Visual object recognition is an extremely difficult computational problem, yet the primate brain has developed mechanisms that perform robust recognition. The fact that primate recognition abilities far surpass those of the best artificial recognition systems makes it clear how little we know about the brain mechanisms that underlie recognition, and one of the fundamental goals of neuroscience is an understanding of these mechanisms. This knowledge is critical to a deep understanding of human visual perception and long-term memory, and is needed to meaningfully repair the disruption of these brain processes or to create prosthetics that may stand in for such disruption.

Current evidence indicates that ventral visual stream and its highest cortical -- the inferotemporal cortex (IT) -- are critical for visual object recognition, and thus central to understanding the underlying neuronal mechanisms. In non-human primates, IT lesions and temporary disruptions of neuronal activity produce specific deficits in the recognition of complex objects. It is also well known that single IT neuronal responses are highly sensitive to object shape, and can be highly selective for particular classes of objects such as faces, or for particular, well-learned objects within a class. Indeed, the shape selectivity of IT neuronal responses is often pointed to as the key neuronal property needed to support such behavior. However, although shape selectivity is required for recognition, it is not sufficient for robust, real-world recognition.  This is because, in the real world, each object can produce an essentially infinite number of images on the retina.
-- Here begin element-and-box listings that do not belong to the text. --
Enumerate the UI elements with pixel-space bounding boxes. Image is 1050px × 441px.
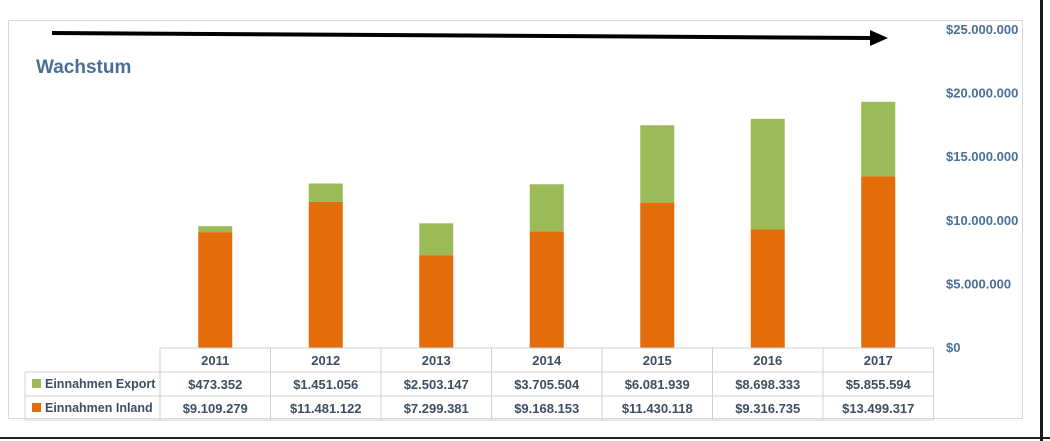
growth-arrow	[51, 30, 888, 46]
bar-inland-2015	[640, 202, 675, 348]
category-label-2015: 2015	[643, 353, 672, 368]
bar-export-2011	[198, 226, 233, 233]
data-label-inland-2012: $11.481.122	[290, 401, 362, 416]
bar-export-2017	[861, 101, 896, 177]
data-label-export-2015: $6.081.939	[625, 377, 690, 392]
y-tick-label: $5.000.000	[946, 276, 1011, 291]
legend-swatch-inland	[32, 403, 41, 412]
data-label-inland-2017: $13.499.317	[842, 401, 914, 416]
bottom-rule	[0, 437, 1050, 439]
bar-inland-2011	[198, 232, 233, 348]
category-label-2013: 2013	[422, 353, 451, 368]
data-label-export-2017: $5.855.594	[846, 377, 912, 392]
y-tick-label: $15.000.000	[946, 149, 1018, 164]
bar-export-2015	[640, 125, 675, 203]
category-label-2016: 2016	[753, 353, 782, 368]
y-tick-label: $20.000.000	[946, 86, 1018, 101]
chart-frame	[8, 20, 1023, 419]
category-label-2011: 2011	[201, 353, 229, 368]
y-tick-label: $25.000.000	[946, 22, 1018, 37]
data-table: 2011 2012 2013 2014 2015 2016 2017 Einnahmen Ex…	[24, 347, 934, 421]
right-edge	[1040, 0, 1043, 441]
y-tick-label: $10.000.000	[946, 213, 1018, 228]
data-label-export-2014: $3.705.504	[514, 377, 580, 392]
bar-export-2016	[750, 118, 785, 230]
data-label-export-2011: $473.352	[188, 377, 242, 392]
growth-arrow-shaft	[51, 31, 873, 40]
bars	[198, 101, 896, 348]
category-label-2014: 2014	[532, 353, 562, 368]
y-axis: $0 $5.000.000 $10.000.000 $15.000.000 $20.00…	[946, 22, 1018, 355]
bar-inland-2016	[750, 229, 785, 348]
bar-inland-2017	[861, 176, 896, 348]
bar-inland-2014	[529, 231, 564, 348]
y-tick-label: $0	[946, 340, 960, 355]
legend-label-export: Einnahmen Export	[45, 377, 156, 391]
data-label-export-2012: $1.451.056	[293, 377, 358, 392]
category-label-2017: 2017	[864, 353, 893, 368]
data-label-export-2016: $8.698.333	[735, 377, 800, 392]
bar-export-2012	[308, 183, 343, 202]
legend-swatch-export	[32, 379, 41, 388]
data-label-export-2013: $2.503.147	[404, 377, 469, 392]
bar-inland-2013	[419, 255, 454, 348]
legend-label-inland: Einnahmen Inland	[45, 401, 153, 415]
data-label-inland-2015: $11.430.118	[622, 401, 693, 416]
bar-inland-2012	[308, 201, 343, 348]
category-label-2012: 2012	[311, 353, 340, 368]
data-label-inland-2013: $7.299.381	[404, 401, 469, 416]
bar-export-2014	[529, 184, 564, 232]
data-label-inland-2016: $9.316.735	[735, 401, 800, 416]
data-label-inland-2011: $9.109.279	[183, 401, 248, 416]
chart-title: Wachstum	[36, 57, 131, 78]
growth-arrow-head	[870, 30, 888, 46]
data-label-inland-2014: $9.168.153	[514, 401, 579, 416]
bar-export-2013	[419, 223, 454, 256]
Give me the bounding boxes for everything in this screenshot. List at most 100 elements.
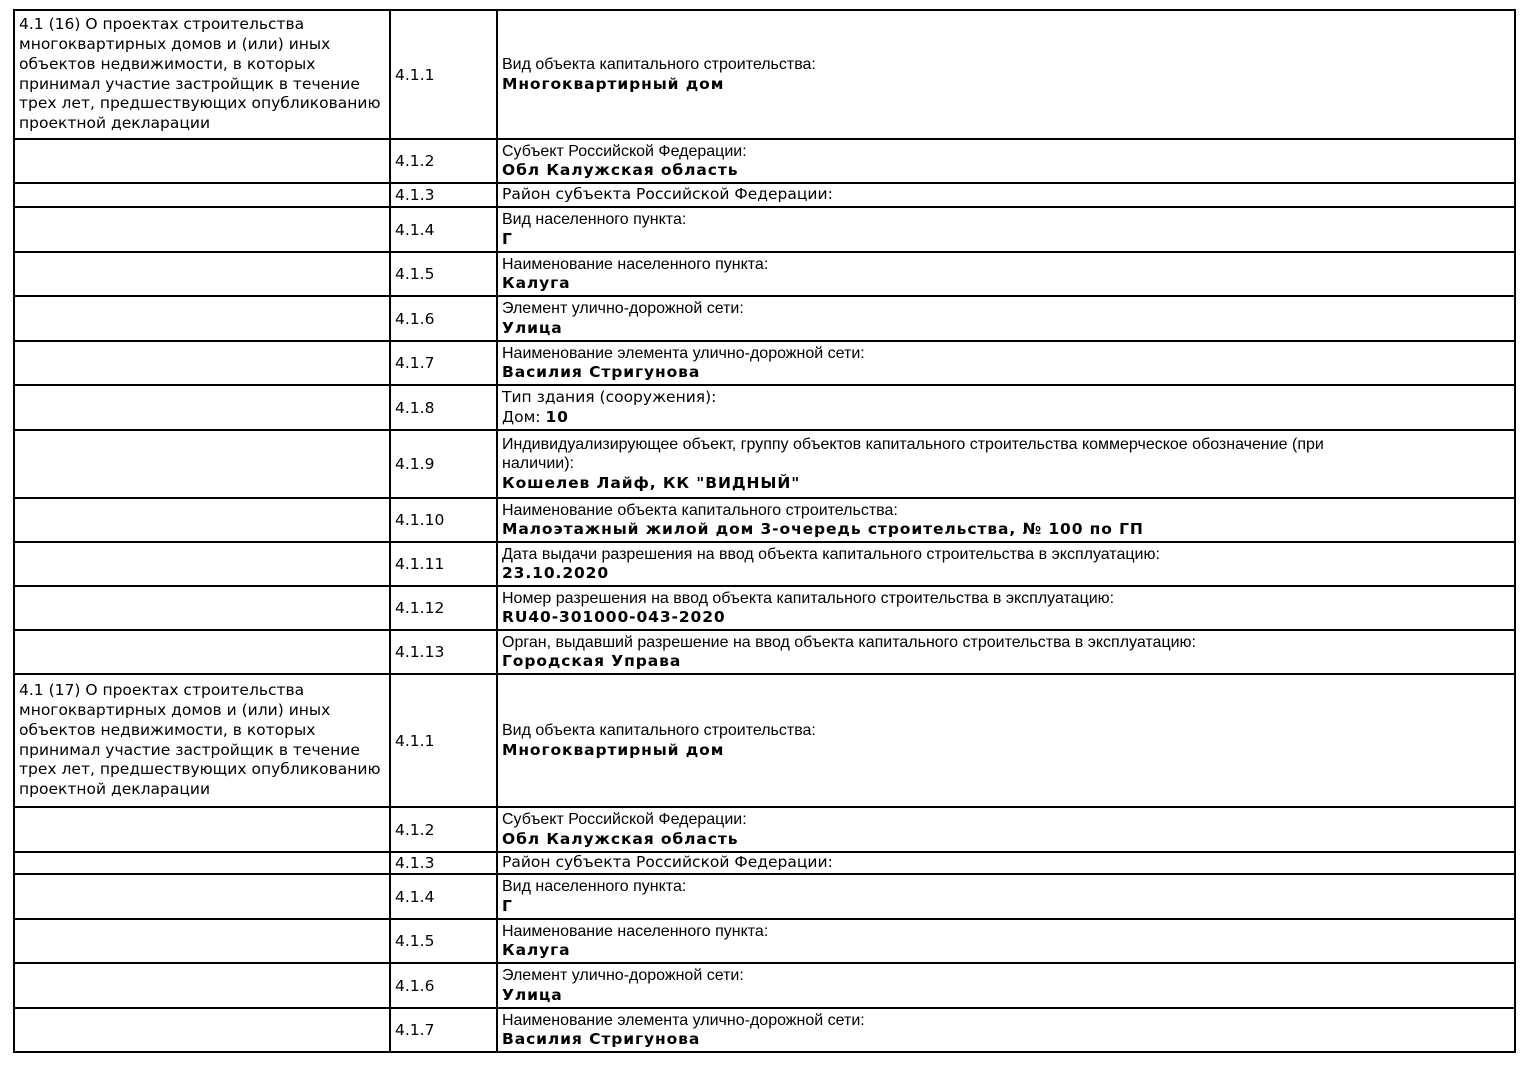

This results from, for example, variability in an object’s position, size and pose, the illumination conditions, and other objects present in the scene.  Because of this variability, the key computational challenge of object recognition is not creation of shape selectivity alone (computationally simple), but the creation of shape selectivity that tolerates changes in object position, size, pose, illumination, and scene clutter (computationally very difficult).   The goal of this session is to review this key computational problem, outline mechanisms that might be used by the brain to solve it, review existing neurophysiological data that can be brought to bear, and outline some research that is aimed at tackling this key issues in neuroscience.